"Yud? Yud? Bangun!" Aku menggoyangkan kakinya. Sejujurnya, Yudi tampak seperti orang yang tengah sekarat. Aku iba padanya.
Tiba-tiba Maya mencubit lenganku. "Ish! Dibilang jangan ganggu tidurnya."
Sempat aku mengadu kesakitan. Panas berkat cubitan Maya terus menetap dan tak mau hilang. Saat kugulung lengan seragamku, keajaiban ditemukan; Maya membuat kulitku mengelupas dan berwarna merah.
Ingin marah padanya, tapi itu bukan cara yang baik untuk menghadapi seorang perempuan. Hana dan Mia menatap setiap penjuru kamar ini. Sedangkan Maya mengotak-atik ponsel.
"Bentar, ya. Gua disuruh ngambil camilan di dapur." Maya langsung melesat keluar kamar.
Calon mantu yang baik.
"Yud? Yud!" Aku menepuk pipinya berkali-kali.
"Eh, Yo. Jangan," larang Hana.
Hana berdiri, lalu berdiri di sampingku sambil menatap manusia yang tengah sekarat itu.
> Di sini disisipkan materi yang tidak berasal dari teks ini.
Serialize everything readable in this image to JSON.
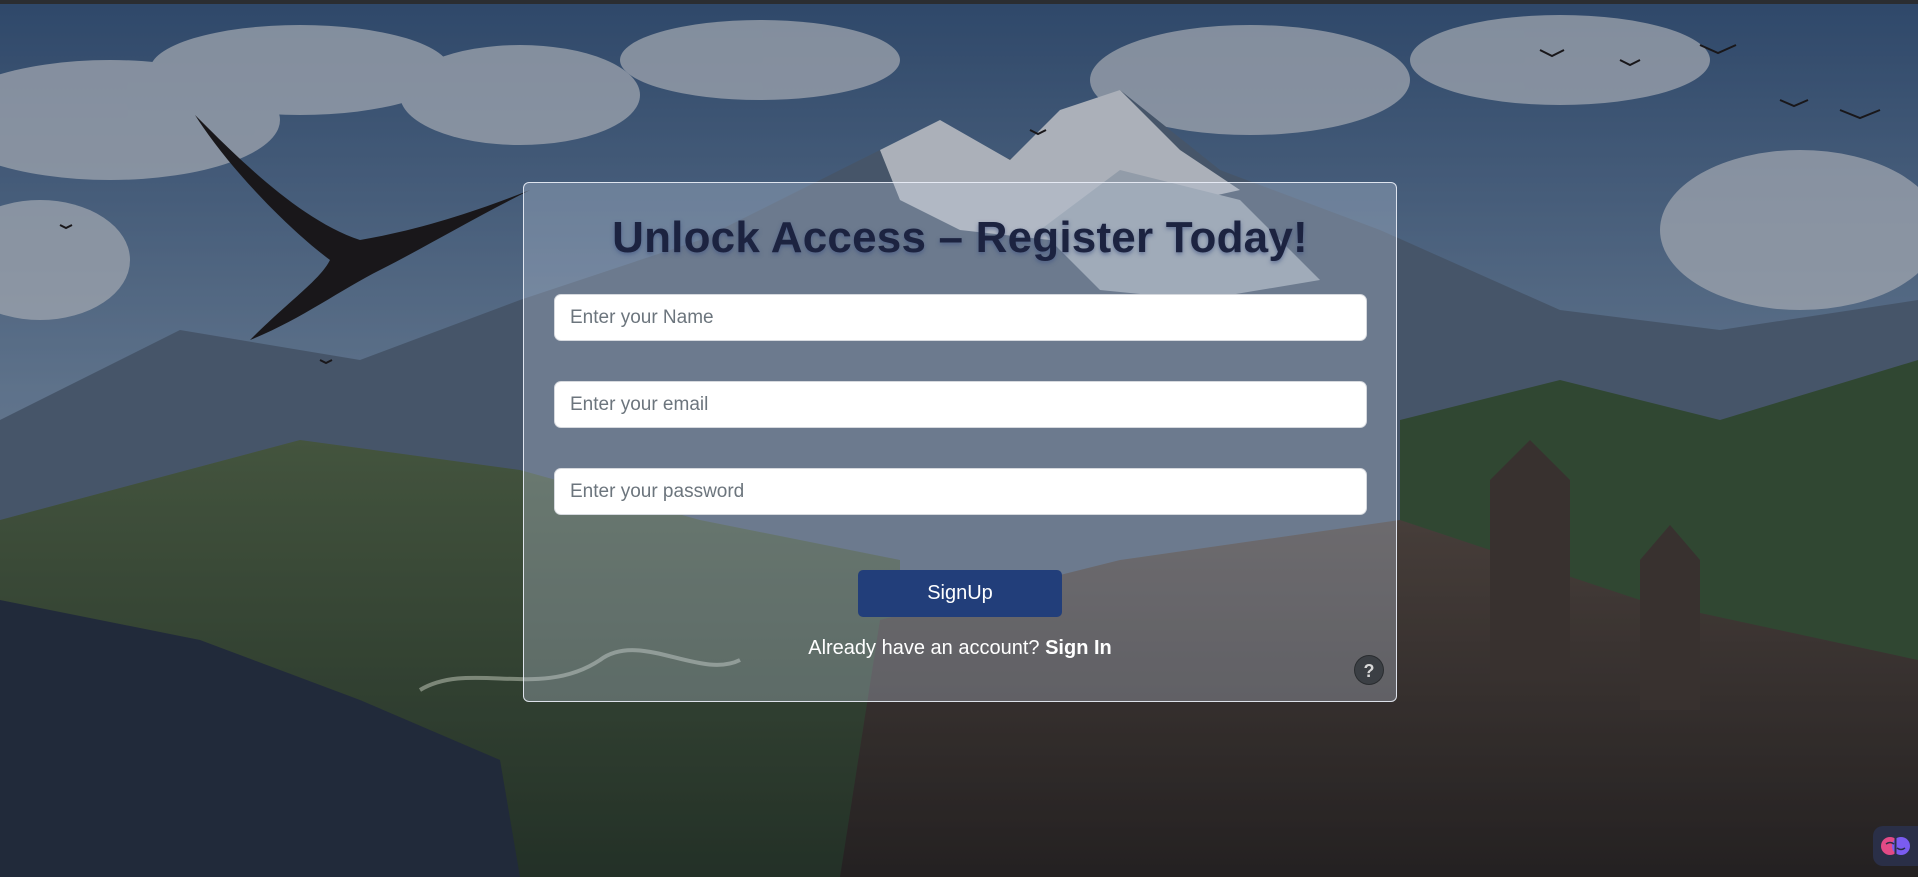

Tak terpikir olehku bahwa Hana akan mengecek dahi Yudi. Ah, mengapa aku jadi iri begini? Tenang saja, Hana tak akan berani macam-macam.
"Panas," katanya.
Hana mundur, gantian aku yang akan mengeceknya. Sedari tadi, aku hanya sibuk membangunkan Yudi, bukan mengkhawatirkan suhu tubuhnya.
Kutempel telapak tangaku pada dahi Yudi. Saat kutepuk sekali, tiba-tiba matanya langsung terbuka lebar.
Yudi mengernyitkan alis. "Apaan si lu, Yo." Ia mengusir tanganku dari dahinya dengan kasar.
Yudi bangun dari tidurnya, lalu duduk dikasur sambil menyandarkan punggungnya di tembok. Matanya tampak tak suka melihat kedatangan kami. Bibirnya yang kering, sepertinya mudah dikelupas begitu saja.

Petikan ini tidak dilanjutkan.